On espère que la recommandation de rendre publiques toutes les données sera suivie. Des mesures indépendantes sur places sont indispensables.

Pas besoin de prévoir un accident sur plusieurs centrales à Fukui selon les autorités

Les centrales nucléaires de Takahama et d’Ôï ne sont séparées que de 13,5 km sur la mer du Japon dans la province de Fukui. Les autorités régionales et le gouvernement ont estimé ensemble qu’il n’était pas nécessaire de prévoir un plan d’évacuation pour deux accidents nucléaires simultanés dans ces deux centrales. Les plans d’évacuation de chacune d’entre elles seraient suffisants.

Des représentants des provinces voisines et de l’exploitant étaient présents lors de cette réunion.

Il y a 160 000 et 180 000 habitants dans un rayon de 30 km autour de chacune des ces centrales.

Du déni de réalité à la catastrophe

En août 2002, c’est à dire neuf ans avant la catastrophe de Fukushima, l’ancienne “autorité” de sûreté, la NISA, avait demandé à TEPCo d’évaluer l’impact d’un tsunami suite à un séisme au large et l’exploitant aurait refusé. C’est ce qui ressort du témoignage de Shuji Kawahara, qui était à la tête d’une équipe en charge de la tenue aux séismes à la NISA. Cette demande faisait suite à la publication, le 31 juillet 2002, d’un rapport d’un comité d’experts gouvernemental qui estimait qu’un tsunami majeur, similaire à celui de 1896, pouvait frapper la côte pacifique du Japon à tout moment. Il estimait la probabilité à 20% dans les 30 prochaines années pour la partie allant de Chiba au Tôhoku.
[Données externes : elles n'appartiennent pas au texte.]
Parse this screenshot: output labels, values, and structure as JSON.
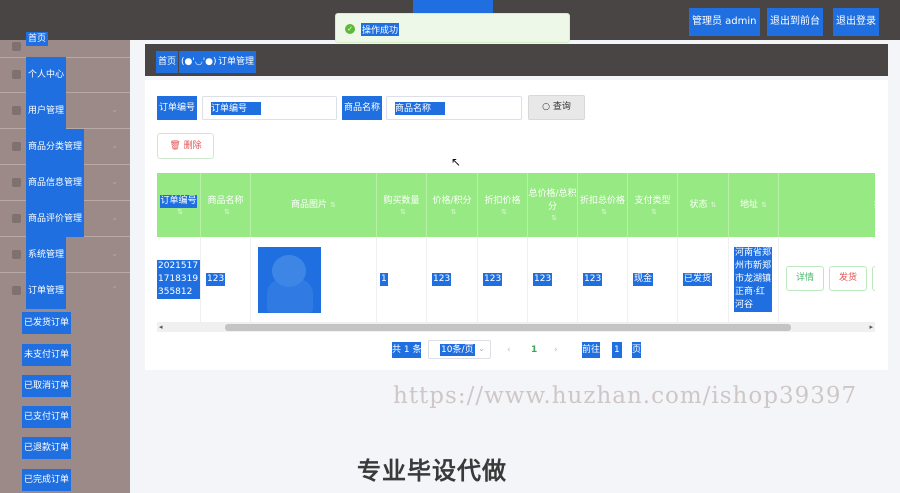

Selon le Japan Times, qui a pu consulter le témoignage de Shuji Kawahara, une réunion a eu lieu le 5 août 2002 dans les locaux de la NISA pour discuter des conséquences du rapport. TEPCo aurait résisté pendant 40 minutes avant refuser d’évaluer l’impact d’un tsunami. Shuji Kawahara pense que cela aurait demandé beaucoup de moyens pour faire l’étude demandée et la NISA n’a pas plus insisté.

Ce témoignage a été produit par des plaignants qui réclament une meilleure indemnisation et est appuyé par une série de emails qui résument les discussions entre la NISA et TEPCo. La compagnie a refusé de répondre aux médias à ce propos.

Selon le Maïnichi, la NISA aurait refait une demande en 2006, suite au tsunami de 2004 qui avait ravagé l’Asie du Sud-Est et, comme on le sait déjà, en 2008, TEPCo avait estimé qu’un tsunami d’une hauteur de 15,7 m pourrait frapper la centrale de Fukushima daï-ichi, mais n’avait entrepris aucune action pour renforcer la protection des réacteurs nucléaires.

Le gouvernement, plus préoccupé par la promotion du nucléaire que par sa sûreté, n’a pas su imposer des contrôles plus stricts. La NISA était une branche du ministère de l’industrie, qui soutenait le développement de l’énergie nucléaire.